Sequenom

The Sequenom format has been implemented in GWASpi by adopting a number of preliminary conditions, as the original format is by itself quite amorphous. For instance, a predefined annotation file, with chromosome, position, etc. doesn’t exist in Sequenom. We had then to decide in what way best to deliver this information to GWASpi, so as to be able to get all necessary data for processing GWAS. We decided that using a standard PLINK MAP file was a satisfying and familiar way of delivering said information.

PLINK MAP files

The fields in a MAP file are:

  • Chromosome
  • Marker ID
  • Genetic distance
  • Physical position
Example of a MAP file of the standard PLINK format:
21 rs11511647 0 26765
X rs3883674 0 32380
X rs12218882 0 48172
9 rs10904045 0 48426
9 rs10751931 0 49949
8 rs11252127 0 52087
10 rs12775203 0 52277
8 rs12255619 0 52481

Another issue with Sequenom files is that the marker names (ASSAY_ID) it contains are in fact truncated dbSNP IDs (aka rsID). In other words, if the dbSNP ID presents itself in the form or the letters “rs” followed by a number, e.g. “rs1999″, the Sequenom equivalent would only be listed as “1999”.

This is a bad idea.

In GWASpi we struggle to keep the integrity of standards and formats, and if a nomenclature of SNPs has been largely accepted, there is no valid reason to tinker with it. This is the reason why we require the annotation MAP file to contain the correct dbSNP names (“rs1999″ instead of “1999”). Failing to do this will result in a botched import.

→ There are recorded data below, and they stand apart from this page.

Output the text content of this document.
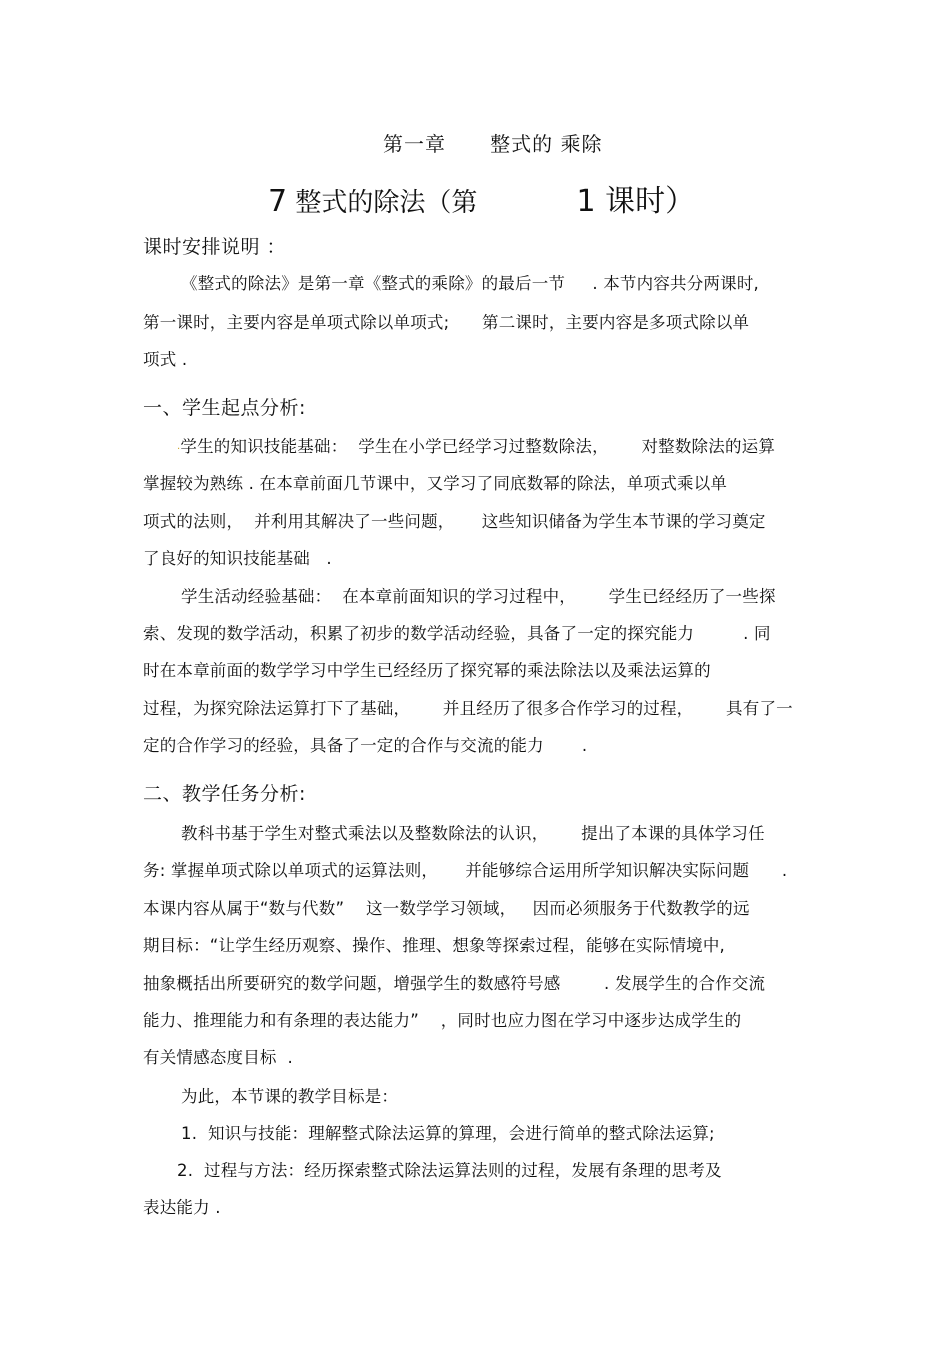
第一章      整式的 乘除
7 整式的除法（第            1 课时）
课时安排说明 ：
《整式的除法》是第一章《整式的乘除》的最后一节     . 本节内容共分两课时,
第一课时，主要内容是单项式除以单项式;      第二课时，主要内容是多项式除以单
项式 .
一、学生起点分析:
·学生的知识技能基础：  学生在小学已经学习过整数除法，      对整数除法的运算
掌握较为熟练 . 在本章前面几节课中，又学习了同底数幂的除法，单项式乘以单
项式的法则，  并利用其解决了一些问题，     这些知识储备为学生本节课的学习奠定
了良好的知识技能基础   .
学生活动经验基础：  在本章前面知识的学习过程中，      学生已经经历了一些探
索、发现的数学活动，积累了初步的数学活动经验，具备了一定的探究能力         . 同
时在本章前面的数学学习中学生已经经历了探究幂的乘法除法以及乘法运算的
过程，为探究除法运算打下了基础，      并且经历了很多合作学习的过程，      具有了一
定的合作学习的经验，具备了一定的合作与交流的能力       .
二、教学任务分析:
教科书基于学生对整式乘法以及整数除法的认识，      提出了本课的具体学习任
务: 掌握单项式除以单项式的运算法则，     并能够综合运用所学知识解决实际问题      .
本课内容从属于“数与代数”    这一数学学习领域，   因而必须服务于代数教学的远
期目标：“让学生经历观察、操作、推理、想象等探索过程，能够在实际情境中,
抽象概括出所要研究的数学问题，增强学生的数感符号感        . 发展学生的合作交流
能力、推理能力和有条理的表达能力”    ，同时也应力图在学习中逐步达成学生的
有关情感态度目标  .
为此，本节课的教学目标是：
1.  知识与技能：理解整式除法运算的算理，会进行简单的整式除法运算;
2.  过程与方法：经历探索整式除法运算法则的过程，发展有条理的思考及
表达能力 .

The Sequenom format, when containing data in the sizes typical in GWAS, may come as a big, million line long file or a large number of smaller files. GWASpi resolves this issue by uploading all genotype files (plates) it finds under a given folder. As such, you should save all your genotypes files under the same directory, and ONLY genotype data. This means that you should not have other files containing, for example, the annotation data in this directory!

GWASpi will scan this directory for all samples and markers, order them to build an indexed matrix and then start loading genotypes. This two-step process means that loading Sequenom data is somewhat slower to other, more predictable formats. This is the price for achieving coherence.

It has been brought to our attention that the genotype files can contain any number of columns, in any given order, as the export is quite customizable. For this reason, we have decided to use the first 5 columns of the files to be:

Sequenom Genotype files

The fields in a Sequenom Genotype file are:

  • SAMPLE_ID
  • CALL
  • ASSAY_ID
  • WELL_POSITION
  • DESCRIPTION

After these 5 coumns you may append as many others as you see fit. GWASpi, will only need the first 3 columns for now. Below is an excerpt of a valid Sequenom file to be imported in GWASpi:

SAMPLE_ID CALL ASSAY_ID WELL_POSITION DESCRIPTION CALIBRATION MASS_SHIFT
SMPL1 C 1101 C01 A.Conservative Yes 1339169
SMPL1 C 1101 D01 A.Conservative Yes 1614159
SMPL1 TC 1102 C01 A.Conservative Yes 920227
SMPL1 TC 1102 D01 A.Conservative Yes 1179755
SMPL1 G 1201 C01 A.Conservative Yes 136587
SMPL1 AG 1201 D01 A.Conservative Yes 1602552
SMPL1 G 1301 C13 A.Conservative No 2143636
SMPL1 1401 D07 0 4 I.Bad Spectrum No 0
SMPL1 1401 D07 0 4 I.Bad Spectrum No 0
SMPL2 A 1401 G07 0 4 I.Bad Spectrum No 0
SMPL2 1401 G07 0 4 I.Bad Spectrum No 0
SMPL3 AT 1501 [1] J07 772852 4 D.Low Probability No −535691
SMPL3 1501 [1] J07 772852 4 D.Low Probability No −535691

Note that this format contains duplicated entries (rows) and we only take the last valid call in account. Missing genotypes are not loaded and will remain as missing in the final loaded GWASpi matrix.

Further modifications on the processing of Sequenom GWAS may be introduced as we continue our cooperation with groups using this format. We are interested in receiving further input from people using it to improve or amend the currently available import solution.